Dolayısıyla hayvan temelli yiyeceklerin tüketimini önemli ölçüde azaltmak için sebepler mevcut. Bonn Üniversitesi Gelişim Araştırmaları Merkezinde çalışan eş yazar Prof. Dr. Matin Qaim, “Eğer bütün insanlar Avrupalılar veya Kuzey Amerikalılar kadar et tüketseydi, uluslararası iklim hedeflerini kesinlikle ıskalardık ve pek çok ekosistem çökerdi” diye açıklıyor. “Bu yüzden et tüketimimizi önemli derecede azaltmamız gerekiyor; ideal olarak, yıllık 20 kilogram veya altına indirmemiz gerekiyor. Ukrayna’daki savaş ve bunun sonucunda uluslararası pazarlarda ortaya çıkan tahıl kıtlıkları, küresel gıda güvenliğinin desteklenmesi için hayvanlara daha düşük miktarda tahıl verilmesi gerektiğini de vurguluyor.” Qaim, günümüzde dünya çapında üretilen tüm tahılların yaklaşık yarısının hayvan besini olarak kullanıldığını söylüyor.

Kitlesel vejetaryenlik en iyi çözüm değil

İnsanlığın tamamen vejetaryenliğe veya daha da iyisi; veganlığa geçiş yapması daha iyi olmaz mı? Araştırmaya göre bu durum yanlış bir sonuç olur. Bir taraftan bitki tabanlı besinlerin yetiştirilemediği pek çok bölge var. Qaim’in meslektaşı ve çalışmanın eş yazarı Dr.

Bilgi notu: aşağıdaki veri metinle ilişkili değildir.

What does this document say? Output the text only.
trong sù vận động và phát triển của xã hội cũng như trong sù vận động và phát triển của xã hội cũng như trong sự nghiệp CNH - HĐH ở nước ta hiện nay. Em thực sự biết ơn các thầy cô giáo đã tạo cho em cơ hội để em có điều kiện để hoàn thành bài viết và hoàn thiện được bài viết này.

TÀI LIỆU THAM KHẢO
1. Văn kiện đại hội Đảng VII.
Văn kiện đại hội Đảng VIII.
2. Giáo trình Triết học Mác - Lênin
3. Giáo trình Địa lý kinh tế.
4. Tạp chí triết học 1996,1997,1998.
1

Martin Parlasca, “Çimen yiyerek yaşayamayız ama geviş getiren hayvanlar yaşayabilir” diyerek konuya açıklık getiriyor. “Bu sebeple meralar başka şekilde kullanılamıyorsa, büyük baş hayvanların meralarda bırakılması çok mantıklı.” Çevresel bir bakış açısından bakıldığında, sınırlı sayıda hayvanın dikkatli şekilde otlatılmasında da ciddi bir sakınca bulunmuyor.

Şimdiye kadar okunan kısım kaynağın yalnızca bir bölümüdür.